The SouthTalks fall season is winding down, but here are all the SouthTalks for the remainder of the semester:
At noon Nov. 1, William Dunlap and W. Ralph Eubanks present “Southern Light, Southern Landscape” in the Speaker’s Gallery of the University Museum. They plan to discuss the connection between the landscape of the American South and the ways light and landscape connect with art and literature. This talk is co-sponsored by the University Museum.
Stuart Rockoff, executive director of the Mississippi Humanities Council, presents “Shalom Y’all: The History of Jews in Mississippi” at 5:30 p.m. Nov. 9 in Paris-Yates Chapel. He will discuss how Mississippi Jews have worked throughout much of their history to lessen the cultural differences between themselves and their neighbors.
Grace Elizabeth Hale discusses her new book, “In the Pines: A Lynching, a Lie, a Reckoning” at 5:30 p.m. Nov. 14, co-sponsored by and held at Off Square Books in Oxford. Hale, an award-winning scholar of white supremacy, tackles her toughest research assignment yet: the unsolved murder of a Black man in rural Mississippi while her grandfather was the local sheriff – a cold case that sheds new light on the hidden legacy of racial terror in America.

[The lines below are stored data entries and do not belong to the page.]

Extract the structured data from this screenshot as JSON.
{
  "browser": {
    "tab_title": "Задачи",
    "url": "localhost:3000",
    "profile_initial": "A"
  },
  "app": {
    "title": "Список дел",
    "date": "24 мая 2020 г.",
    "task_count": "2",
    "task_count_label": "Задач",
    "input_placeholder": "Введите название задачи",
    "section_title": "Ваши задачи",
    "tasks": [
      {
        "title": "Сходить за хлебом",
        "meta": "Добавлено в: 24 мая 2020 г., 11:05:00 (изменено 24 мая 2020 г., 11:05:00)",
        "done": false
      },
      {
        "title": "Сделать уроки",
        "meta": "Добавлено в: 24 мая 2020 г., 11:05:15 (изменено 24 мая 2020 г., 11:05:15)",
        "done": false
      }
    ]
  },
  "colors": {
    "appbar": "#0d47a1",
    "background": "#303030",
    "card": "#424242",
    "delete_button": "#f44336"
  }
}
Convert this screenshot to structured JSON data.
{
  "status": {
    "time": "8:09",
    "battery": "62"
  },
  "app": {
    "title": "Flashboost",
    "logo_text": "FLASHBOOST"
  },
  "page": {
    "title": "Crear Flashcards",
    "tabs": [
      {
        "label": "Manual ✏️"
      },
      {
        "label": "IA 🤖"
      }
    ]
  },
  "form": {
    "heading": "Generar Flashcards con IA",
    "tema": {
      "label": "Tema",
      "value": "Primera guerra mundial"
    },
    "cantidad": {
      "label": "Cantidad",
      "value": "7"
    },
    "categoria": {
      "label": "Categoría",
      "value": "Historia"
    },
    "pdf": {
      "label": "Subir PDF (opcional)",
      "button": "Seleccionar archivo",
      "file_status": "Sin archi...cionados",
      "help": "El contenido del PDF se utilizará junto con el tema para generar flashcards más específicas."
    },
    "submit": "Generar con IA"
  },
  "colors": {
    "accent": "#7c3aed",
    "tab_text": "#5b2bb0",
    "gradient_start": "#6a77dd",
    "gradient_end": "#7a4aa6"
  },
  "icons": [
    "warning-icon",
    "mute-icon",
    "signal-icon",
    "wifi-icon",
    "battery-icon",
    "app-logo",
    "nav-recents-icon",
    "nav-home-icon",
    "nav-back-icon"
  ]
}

Vanessa Charlot, assistant professor of creative multimedia at the School of Journalism and New Media, presents “Down in the Delta” at 5 p.m. Nov. 16 in the Gammill Gallery of Barnard Observatory. “Down in the Delta” is a visual archive of the lived experiences and legacy of Roosevelt Davenport, a former sharecropper, and his family, who all worked and own a piece of the land on the Quito Plantation in Morgan City, where their ancestors were kept as enslaved people. This project sheds light on Black American roots and those who chose to stay in the Delta and create family, home and community.
The semester concludes at 6 p.m. Dec. 1 with the fall documentary showcase in Barnard Observatory, a celebration of work by UM documentary studies students.